Upon his return to the U.S. in 1963, Blatteis joined the United States Army Research Institute of Environmental Medicine in Natick, Massachusetts, as a civilian researcher and branch chief. In 1966, Blatteis was appointed to the faculty of the Department of Physiology, University of Tennessee College of Medicine, as an associate professor, becoming a full professor in 1974. The following year he was named a Fulbright scholar for a program at the Cayetano Heredia University of Peru from June to September 1975.

==Professorial career==
The bulk of his research over his years at the University of Tennessee concerned the elucidation of the physiologic mechanism that initiates fever and its associated reactions to infectious pathogens. He published a study on fever induction mechanisms in 1983 which outlined mechanisms by which cytokines produced following infection could cross the blood–brain barrier, and which "launched a new concept of immune to brain signaling". In a 1996 paper, he proposed a role for the vagus nerve in fever induction. Also in 1996, he co-edited with M. J. Fregly the American Physiological Society's Handbook of Physiology, Sec. 4, Environmental Physiology, vols. 1 & 2, and in 1998 he co-authored and edited the textbook, Physiology and Pathophysiology of Temperature Regulation, noted as containing "all essential aspects of human thermoregulation". His work in the 1990s and 2000s continued to focus on various mechanisms by which the body develops fevers, particularly with respect to the lipid compound prostaglandin E_{2} (PGE_{2}) and nitric oxide. Blatteis reported experimental results indicating that fever may be "induced by a mechanism that is independent of PGE_{2}", an outcome described as "heresy" according to the literature of the time, and leaving open questions for further investigation.

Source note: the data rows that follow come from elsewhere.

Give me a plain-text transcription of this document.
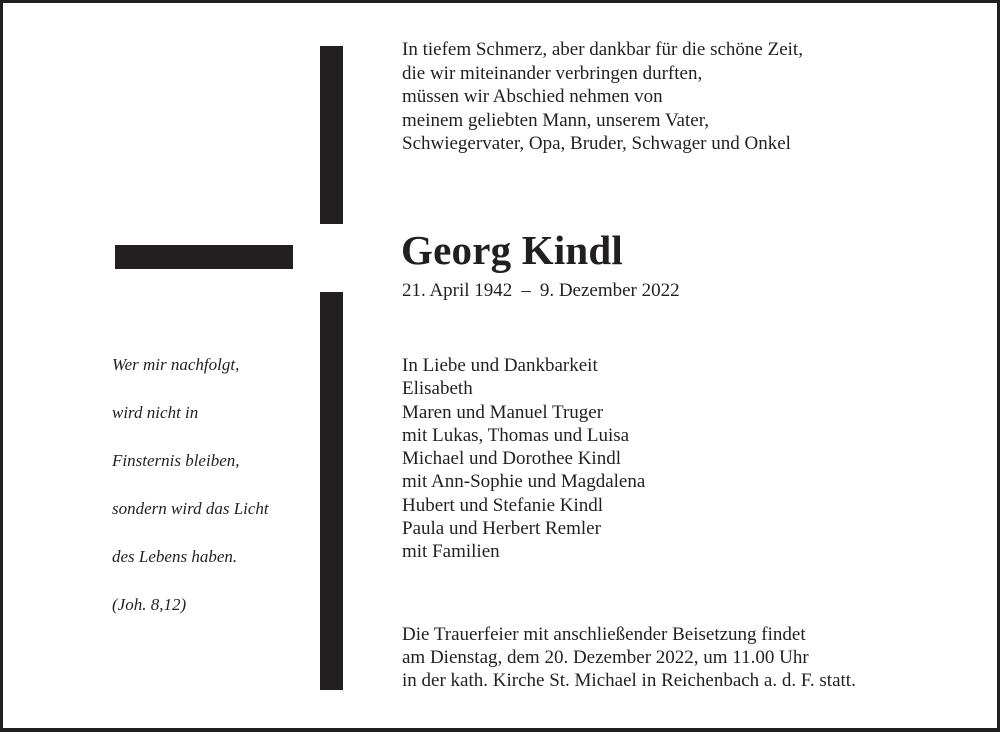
In tiefem Schmerz, aber dankbar für die schöne Zeit,
die wir miteinander verbringen durften,
müssen wir Abschied nehmen von
meinem geliebten Mann, unserem Vater,
Schwiegervater, Opa, Bruder, Schwager und Onkel
Georg Kindl
21. April 1942 – 9. Dezember 2022
In Liebe und Dankbarkeit
Elisabeth
Maren und Manuel Truger
mit Lukas, Thomas und Luisa
Michael und Dorothee Kindl
mit Ann-Sophie und Magdalena
Hubert und Stefanie Kindl
Paula und Herbert Remler
mit Familien
Die Trauerfeier mit anschließender Beisetzung findet
am Dienstag, dem 20. Dezember 2022, um 11.00 Uhr
in der kath. Kirche St. Michael in Reichenbach a. d. F. statt.
Wer mir nachfolgt,
wird nicht in
Finsternis bleiben,
sondern wird das Licht
des Lebens haben.
(Joh. 8,12)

Blatties ultimately authored and/or co-authored three other books and over 200 original scientific articles and reviews. He was twice a senior Fulbright-Hays scholar, held numerous fellowships and visiting professorships abroad, and received several honoris causa diplomas. In 2003 he received the Honor Award from the Environmental and Exercise Physiology Section of the American Physiological Society, and in 2007 the society selected Blatteis to be profiled by their Living History in Physiology Project, recognizing "senior members who have made extraordinary contributions during their career to the advancement of the discipline and profession of physiology". He was elected a fellow of the American Physiological Society in 2019. Blatteis conducted research at the University of Tennessee for forty-two years, retiring from active research on October 1, 2008.

==Personal life==
Blatteis met Yolanda Fuentes Barriga of Cusco, Peru, while they both were attending the University of Iowa. They were married in March 1958 and had three children. Yolanda died in 2018, and two-and-a-half years later Blatteis himself died in his sleep at his home at the age of 88.